New Technologies vs Business Security

Social engineering by attackers over Facebook is new territory that demands to be addressed, but keeping departed employees from trying to break back into IT systems to wreak havoc or steal data is an even bigger concern at present, said Art Papas, CEO of corporate recruiting and staffing applications provider Bullhorn.

Helping its customers keep their information locked down even as they cut loose their own staff poses a huge area of risk, Papas said.

“We’ve got 15,000 users, and the staffing industry has really been affected by layoffs; so you have all these employees moving around from firm to firm, and many of them would love to have access to their old employer’s data, to their old account data,” he said. “We have to look at securing our applications in the same way that [a bank] looks at securing access to its money, except in many cases with our customers the data is worth more than money in terms of its value to them.”

As for cloud-based computing, or the sharing of computing resources hosted over a distributed infrastructure – often supported by a third-party application or services provider – many large enterprises have not rushed to embrace the architecture based on security concerns, as other studies have noted, said Walter Kuketz, CTO at business management consultancy Collaborative Consulting.

Big businesses remain dead set on retaining control of their IT operations, even though cloud computing offers the potential to save significant amounts of money by offloading overhead costs onto services providers, he said.

“We’re not seeing much use of data in the cloud.
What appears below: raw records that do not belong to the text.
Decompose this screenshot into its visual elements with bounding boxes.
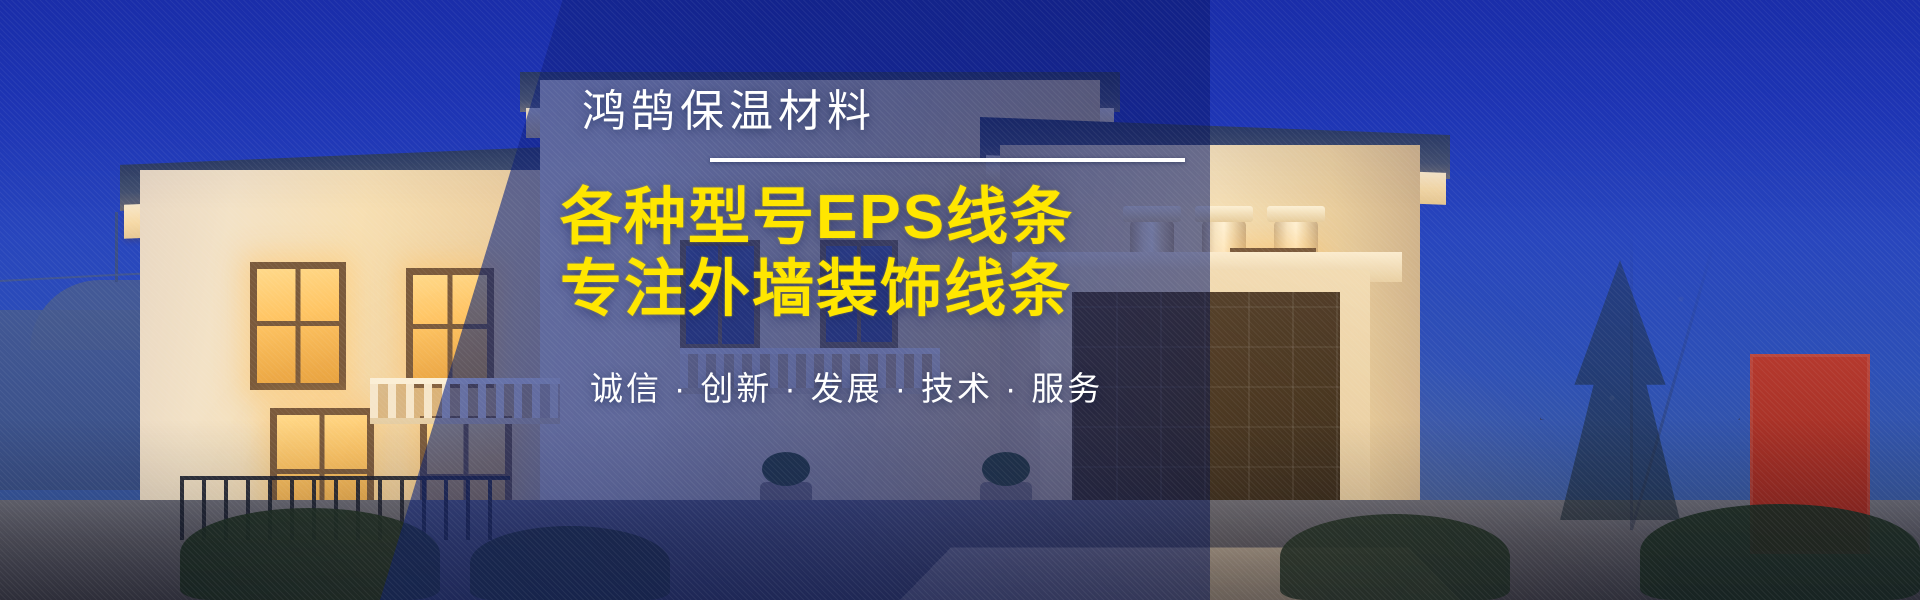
- headline: 各种型号EPS线条 专注外墙装饰线条: [560, 182, 1260, 326]
- brand-subtitle: 鸿鹄保温材料: [560, 88, 1260, 136]
- banner-copy: 鸿鹄保温材料 各种型号EPS线条 专注外墙装饰线条 诚信 · 创新 · 发展 ·…: [560, 88, 1260, 410]
- headline-line-1: 各种型号EPS线条: [560, 183, 1074, 252]
- headline-line-2: 专注外墙装饰线条: [560, 254, 1260, 326]
- promo-banner: 鸿鹄保温材料 各种型号EPS线条 专注外墙装饰线条 诚信 · 创新 · 发展 ·…: [0, 0, 1920, 600]
- divider-rule: [710, 158, 1185, 162]
- tagline: 诚信 · 创新 · 发展 · 技术 · 服务: [590, 362, 1260, 410]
Big companies are more or less keeping their data internal. Their primary concerns come down to issues of data classification and security,” he said. “They want their sensitive data locked down, and cloud hasn’t been proven; it’s still about early adopters. There’s also the concern about these being new providers. When early cloud providers go out of business, customers are wondering, what will happen to their data?”

Moving forward, businesses will likely continue to straddle a fine line in trying to allow for the adoption of new technologies while doing the best job they can at maintaining sufficient security controls, the panelists said. One of the keys to succeeding in these efforts will be ensuring that end users themselves are consistently reminded of and somehow forced to comply with comprehensive security guidelines, the experts suggested.

“People always follow the path of least resistance. You can have lots of policies, but if an employee wants to do something, they’re probably still going to do it unless you can push them not to,” said Gene Meltser, senior consultant at IT risk management and security services provider Neohapsis. “If you really want to be protected, you have to have policies and some real method of enforcing them, because having policies alone isn’t going to help.”